- Created by: Mark Williams
- Screenplay by: Mark Williams
- Directed by: Mark Williams Arne Toonen Inti Calfat Dirk Verheye
- Starring: Martijn Lakemeier; Charlie Murphy; Alfie Allen; Jack Gleeson;
- Countries of origin: Netherlands Belgium
- Original languages: English, Dutch
- No. of series: 1
- No. of episodes: 8

Production
- Executive producers: Mark Williams; Adam Barth; James Copp; Herbert L. Kloiber; Femke Wolting;
- Cinematography: Wim Vanswijgenhoven
- Production companies: Submarine; Night Train Media;

Original release
- Network: Videoland (Netherlands) Streamz (Belgium)
- Release: 10 January 2025 (Netherlands)

= Safe Harbor (2025 TV series) =

2025 crime drama television series

Safe Harbor is a crime drama television series from Mark Williams, starring Martijn Lakemeier, Charlie Murphy, Alfie Allen, and Jack Gleeson.

==Premise==
Tobias (Allen) and Marco (Lakemeier) are hackers who become involved with organised crime when they cross paths with members of the Irish mob, Sloane (Murphy) and her brother Farrell (Gleeson). They employ them to hack into the security system of Europe's largest shipping port, in Rotterdam, to enable undetected deliveries of drug shipments.

==Cast==
- Martijn Lakemeier as Marco de Bont
- Charlie Murphy as Sloane Walsh
- Alfie Allen as Tobias Chapman
- Jack Gleeson as Farrell Walsh
- Colm Meaney as Kieran Walsh
- Gaite Jansen as Rika Rogers
- Ian Lloyd Anderson as Mr.
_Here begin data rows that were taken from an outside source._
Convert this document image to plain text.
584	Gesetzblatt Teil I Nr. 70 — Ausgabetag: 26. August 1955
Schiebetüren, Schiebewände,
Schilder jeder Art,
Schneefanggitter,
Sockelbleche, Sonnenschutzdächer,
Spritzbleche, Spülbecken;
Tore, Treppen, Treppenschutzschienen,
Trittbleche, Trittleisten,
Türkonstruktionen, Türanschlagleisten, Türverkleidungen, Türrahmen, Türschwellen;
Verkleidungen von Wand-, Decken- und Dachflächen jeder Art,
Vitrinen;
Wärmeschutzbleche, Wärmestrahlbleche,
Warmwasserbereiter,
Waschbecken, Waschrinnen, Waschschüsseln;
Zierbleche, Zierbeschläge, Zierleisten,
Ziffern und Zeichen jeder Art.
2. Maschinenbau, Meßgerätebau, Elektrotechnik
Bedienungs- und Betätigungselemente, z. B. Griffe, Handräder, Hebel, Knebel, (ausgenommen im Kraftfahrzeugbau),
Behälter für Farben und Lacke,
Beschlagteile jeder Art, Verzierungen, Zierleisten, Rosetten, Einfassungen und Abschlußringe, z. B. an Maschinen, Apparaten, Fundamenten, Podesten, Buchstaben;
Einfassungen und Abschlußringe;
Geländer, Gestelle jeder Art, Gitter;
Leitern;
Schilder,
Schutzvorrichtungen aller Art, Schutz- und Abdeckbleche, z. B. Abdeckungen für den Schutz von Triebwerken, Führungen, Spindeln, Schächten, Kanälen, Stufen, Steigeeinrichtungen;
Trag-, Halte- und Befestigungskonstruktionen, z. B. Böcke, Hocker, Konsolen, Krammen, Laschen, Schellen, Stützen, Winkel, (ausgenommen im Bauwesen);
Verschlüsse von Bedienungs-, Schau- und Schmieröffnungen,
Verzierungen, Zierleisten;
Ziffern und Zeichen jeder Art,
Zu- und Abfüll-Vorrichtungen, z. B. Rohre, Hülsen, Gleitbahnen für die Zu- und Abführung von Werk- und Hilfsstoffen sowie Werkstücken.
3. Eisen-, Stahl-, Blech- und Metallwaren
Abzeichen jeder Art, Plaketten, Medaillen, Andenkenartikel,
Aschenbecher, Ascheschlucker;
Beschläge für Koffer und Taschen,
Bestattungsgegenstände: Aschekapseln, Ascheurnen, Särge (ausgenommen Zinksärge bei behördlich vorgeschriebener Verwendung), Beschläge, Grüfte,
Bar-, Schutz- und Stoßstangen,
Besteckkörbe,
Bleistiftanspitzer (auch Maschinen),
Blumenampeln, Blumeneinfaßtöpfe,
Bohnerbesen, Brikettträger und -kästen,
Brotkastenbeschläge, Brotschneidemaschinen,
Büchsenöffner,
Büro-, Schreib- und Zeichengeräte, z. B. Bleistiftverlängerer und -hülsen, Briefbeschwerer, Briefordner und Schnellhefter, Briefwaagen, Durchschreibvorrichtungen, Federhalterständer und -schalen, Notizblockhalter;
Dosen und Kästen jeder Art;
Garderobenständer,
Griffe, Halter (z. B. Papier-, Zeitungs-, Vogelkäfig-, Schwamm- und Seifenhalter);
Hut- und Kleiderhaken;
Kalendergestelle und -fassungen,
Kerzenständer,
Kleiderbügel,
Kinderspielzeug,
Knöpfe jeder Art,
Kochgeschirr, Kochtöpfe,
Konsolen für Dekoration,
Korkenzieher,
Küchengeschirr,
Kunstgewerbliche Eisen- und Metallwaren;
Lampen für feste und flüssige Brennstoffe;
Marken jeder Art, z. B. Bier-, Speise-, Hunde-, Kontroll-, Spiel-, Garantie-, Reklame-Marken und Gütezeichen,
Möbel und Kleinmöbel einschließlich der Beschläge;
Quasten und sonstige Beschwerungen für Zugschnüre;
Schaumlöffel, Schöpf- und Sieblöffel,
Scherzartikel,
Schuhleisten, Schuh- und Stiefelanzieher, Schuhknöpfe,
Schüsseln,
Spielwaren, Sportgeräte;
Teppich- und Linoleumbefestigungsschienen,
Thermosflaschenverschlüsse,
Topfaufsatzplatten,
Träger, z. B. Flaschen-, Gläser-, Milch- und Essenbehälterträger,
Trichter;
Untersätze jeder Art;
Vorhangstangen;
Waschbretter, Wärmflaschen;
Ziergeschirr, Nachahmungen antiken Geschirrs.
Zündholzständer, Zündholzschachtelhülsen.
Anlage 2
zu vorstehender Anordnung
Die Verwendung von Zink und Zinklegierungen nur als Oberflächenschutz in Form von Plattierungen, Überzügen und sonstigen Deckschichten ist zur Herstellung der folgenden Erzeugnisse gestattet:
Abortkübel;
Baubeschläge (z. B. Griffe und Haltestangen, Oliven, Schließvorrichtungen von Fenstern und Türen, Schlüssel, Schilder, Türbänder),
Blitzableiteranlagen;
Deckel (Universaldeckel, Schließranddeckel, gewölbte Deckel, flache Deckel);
O'Brien
- Pauline McLynn as Brina Walsh
- Charlotte Timmers as Jolie

==Production==
===Development===
Mark Williams is producing with Femke Wolting from Dutch company Submarine and Germany company Night Train Media on the project. Dutch streamer Videoland is the anchor commissioner.

===Filming===
Filming begun in Rotterdam in 2023, with filming scheduled for early 2024 in Belgium and Ireland. Mark Williams is directing along with Arne Toonen, Inti Calfat and Dirk Verheye.

===Casting===
In November 2023, Charlie Murphy, Alfie Allen, Jack Gleeson and Martijn Lakemeier were cast in lead roles.

==Release==
Safe Harbor premiered in the Netherlands on 10 January 2025. It premiered in Ireland on Virgin Media One on 6 April and in the UK on the ITVX streaming service on 20 April 2025.